Doğal olarak ve beklendiği gibi, Pakistan ve Çin şimdiden Taliban’a ılımlı hatta sıcak mesajlar vermeye başlamışlardır. Yeni, kucaklayıcı bir yönetimin tesisi, Afgan halkının tercih ve arzularına saygı duyulması gerektiği gibi. Bugüne kadar çeşitli temaslar yaptığı Taliban’ın, Çin’in en büyük derdi olan, Doğu Türkistan’a el atmayacağı yönündeki taahhüdlerinin Pekin’i şimdilik rahatlattığı bellidir.
Bugüne kadar Rusya da ülke içindeki gelişmeleri gözleyeceğini ve Taliban’ la ilişkilerini buna göre belirleyeceğini açıklamıştır. Bu durum Moskova ve diğer yakın ülkelerden (Tacikistan, Özbekistan vb.)’dan beklenebilecek türden bir yaklaşımdır. Rusya pragmatik, rasyonel bir tutum içinde olacaktır. Burada Moskova’nın, Mısır’daki MK’i terör grubu olarak nitelerken Başkan Mursi ile ilişkilerini sürdürdüğünü hatırlamak da yararlıdır. Afganistan tecrübesinin ve önümüzdeki dönemde ülke içi / dışı gelişmelerin bölgedeki otoriter idarelerin elini güçlendireceğini, Moskova’nın etrafındaki kümeleşmenin yoğunlaşabileceğini, hatta Rusya-Çin ilişkilerinin bile yeni boyutlar kazanabileceğini düşünmek de mümkündür.
Ülke içi gidişata göre, peyder pey çeşitli devletlerin Taliban’ı tanıması veya tanımasa bile ilişkiler geliştirmesi, hatta Taliban’ın Afganistan içindeki birtakım uygulamalarına bile göz yummayı tercih etmesi de şaşırtıçı görülmemelidir. Buna ABD ve diğer batılı ülkeler de dahildir. Bu ülkelerin S.Arabistan’la ilişkileri bu konuda yeterince iyi bir örnek değil mi. Yeterki Taliban dışa açılmasın, olabildiğince içine kapansın ve ikili, bölgesel/küresel tehdit oluşturmasın.
Afganistan denilince yeni düzensiz göç dalgaları tehdidi ilk anda gelen konulardandır. Bu risk en başta AB ülkelerinin gündemindedir. AB’ni bu aşamada Kabil’de kimin iktidarda olduğundan çok yeni göçmen akımıyla karşılaşma endişesi meşgul etmekte, , bu hususta Türkiye dahil çeşitli ülkelerle işbirliği çağrılarında bulunmaktadır.
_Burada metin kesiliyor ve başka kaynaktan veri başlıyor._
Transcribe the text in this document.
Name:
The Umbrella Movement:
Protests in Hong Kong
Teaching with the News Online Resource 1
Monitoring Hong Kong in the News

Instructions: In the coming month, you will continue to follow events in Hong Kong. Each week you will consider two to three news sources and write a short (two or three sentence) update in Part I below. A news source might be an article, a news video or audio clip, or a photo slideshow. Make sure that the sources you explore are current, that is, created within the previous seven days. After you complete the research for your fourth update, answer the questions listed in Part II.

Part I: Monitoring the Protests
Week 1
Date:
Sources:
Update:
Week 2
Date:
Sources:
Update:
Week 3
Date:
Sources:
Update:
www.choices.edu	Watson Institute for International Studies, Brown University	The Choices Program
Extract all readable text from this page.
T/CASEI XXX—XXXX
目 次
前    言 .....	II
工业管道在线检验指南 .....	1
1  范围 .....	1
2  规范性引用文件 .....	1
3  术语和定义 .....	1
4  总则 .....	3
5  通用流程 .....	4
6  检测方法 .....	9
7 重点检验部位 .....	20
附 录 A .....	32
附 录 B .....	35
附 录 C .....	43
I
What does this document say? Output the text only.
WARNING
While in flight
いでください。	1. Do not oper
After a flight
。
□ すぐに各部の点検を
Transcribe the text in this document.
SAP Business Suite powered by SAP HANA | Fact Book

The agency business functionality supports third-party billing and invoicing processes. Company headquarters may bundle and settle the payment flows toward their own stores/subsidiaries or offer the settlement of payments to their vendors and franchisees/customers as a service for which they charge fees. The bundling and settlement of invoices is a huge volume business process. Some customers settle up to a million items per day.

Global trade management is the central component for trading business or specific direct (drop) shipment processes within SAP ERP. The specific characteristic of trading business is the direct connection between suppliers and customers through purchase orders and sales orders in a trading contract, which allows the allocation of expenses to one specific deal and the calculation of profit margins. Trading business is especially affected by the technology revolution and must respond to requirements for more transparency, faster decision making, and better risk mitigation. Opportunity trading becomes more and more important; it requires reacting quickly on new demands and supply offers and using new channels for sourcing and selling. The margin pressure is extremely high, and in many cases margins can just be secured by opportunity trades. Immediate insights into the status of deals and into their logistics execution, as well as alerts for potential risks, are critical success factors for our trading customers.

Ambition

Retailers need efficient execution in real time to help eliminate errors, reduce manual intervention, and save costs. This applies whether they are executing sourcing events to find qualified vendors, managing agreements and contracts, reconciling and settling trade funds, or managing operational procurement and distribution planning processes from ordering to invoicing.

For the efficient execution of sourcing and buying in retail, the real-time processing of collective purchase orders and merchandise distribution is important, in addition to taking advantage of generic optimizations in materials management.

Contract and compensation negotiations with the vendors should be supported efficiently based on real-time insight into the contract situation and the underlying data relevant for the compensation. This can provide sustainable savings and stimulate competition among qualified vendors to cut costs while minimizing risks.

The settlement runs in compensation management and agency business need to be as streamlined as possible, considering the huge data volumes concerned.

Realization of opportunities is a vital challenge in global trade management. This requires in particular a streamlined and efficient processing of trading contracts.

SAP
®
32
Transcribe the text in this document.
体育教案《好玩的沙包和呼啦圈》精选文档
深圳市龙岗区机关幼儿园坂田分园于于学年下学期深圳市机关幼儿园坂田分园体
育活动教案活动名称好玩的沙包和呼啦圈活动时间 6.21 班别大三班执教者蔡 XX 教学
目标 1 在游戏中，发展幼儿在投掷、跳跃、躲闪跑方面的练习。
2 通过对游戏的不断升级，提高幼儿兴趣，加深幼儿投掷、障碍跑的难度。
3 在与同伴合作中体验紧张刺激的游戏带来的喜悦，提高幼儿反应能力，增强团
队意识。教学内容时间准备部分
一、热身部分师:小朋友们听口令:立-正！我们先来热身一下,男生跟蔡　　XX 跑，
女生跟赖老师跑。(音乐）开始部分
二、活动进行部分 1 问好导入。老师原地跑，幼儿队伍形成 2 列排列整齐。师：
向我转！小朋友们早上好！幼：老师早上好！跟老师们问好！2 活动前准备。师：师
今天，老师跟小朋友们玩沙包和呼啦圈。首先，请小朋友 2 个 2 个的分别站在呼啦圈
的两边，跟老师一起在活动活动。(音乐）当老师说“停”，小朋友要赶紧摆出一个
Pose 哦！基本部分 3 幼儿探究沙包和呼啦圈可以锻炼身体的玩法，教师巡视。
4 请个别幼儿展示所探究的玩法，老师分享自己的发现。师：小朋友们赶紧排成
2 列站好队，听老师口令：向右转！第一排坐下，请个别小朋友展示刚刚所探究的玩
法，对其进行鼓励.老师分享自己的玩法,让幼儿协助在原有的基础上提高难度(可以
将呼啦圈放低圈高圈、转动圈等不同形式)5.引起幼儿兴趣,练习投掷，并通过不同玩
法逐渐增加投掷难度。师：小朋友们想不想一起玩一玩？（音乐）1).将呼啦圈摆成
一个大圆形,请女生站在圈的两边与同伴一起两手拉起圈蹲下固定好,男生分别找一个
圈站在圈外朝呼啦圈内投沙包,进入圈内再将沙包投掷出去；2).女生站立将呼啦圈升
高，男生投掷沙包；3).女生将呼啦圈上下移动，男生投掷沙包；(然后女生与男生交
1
BMGK ise birkaç kez gerçekleştirdiği Afganistan konulu acil toplantılarında açık ve keskin bir tavır veya yol haritası ortaya koyamamıştır. Bir tarafta ABD, Fransa ve İngiltere, diğer tarafta Çin ve RF’nin bulunduğu bir kompozisyonda başka bir sonuç çıkması da herhalde beklenmemeliydi. Neticede BMGK 16 ağustos 2021 tarihli toplantısında bir Basın Açıklaması (Karar veya Başkanlık Açıklaması değil) ile yetinmek durumunda kalmıştır. Yine de bu açıklamanın içinde geçen “düşmanlıkların hemen durdurulması, kadınlar başta toplumun çeşitli kesimlerinin eşit ve anlamlı katılımıyla kapsayıcı müzakerelerle yeni bir temsili, birleştirici ve kapsayıcı hükümet tesisi” çağrısı önemlidir ve Talibanla kapıların açık tutulacağının da mesajı olmaktadır.
Türkiye-Afganistan ilişkilerinin geleceği ise bugün itibariyle kapsamlı şekilde mahiyet değiştirmiş, Türkiye-Taliban ilişkilerinin geleceğine dönüşmüştür. Türkiye- Afganistan ilişkilerinin geleceği birçok yönden ilginç, önemli ve çeşitli sınamalarla yüzyüze kalacaktır. Bunların aşılabilmesi için de gerçek bir diplomasi ve dış politika gerekir.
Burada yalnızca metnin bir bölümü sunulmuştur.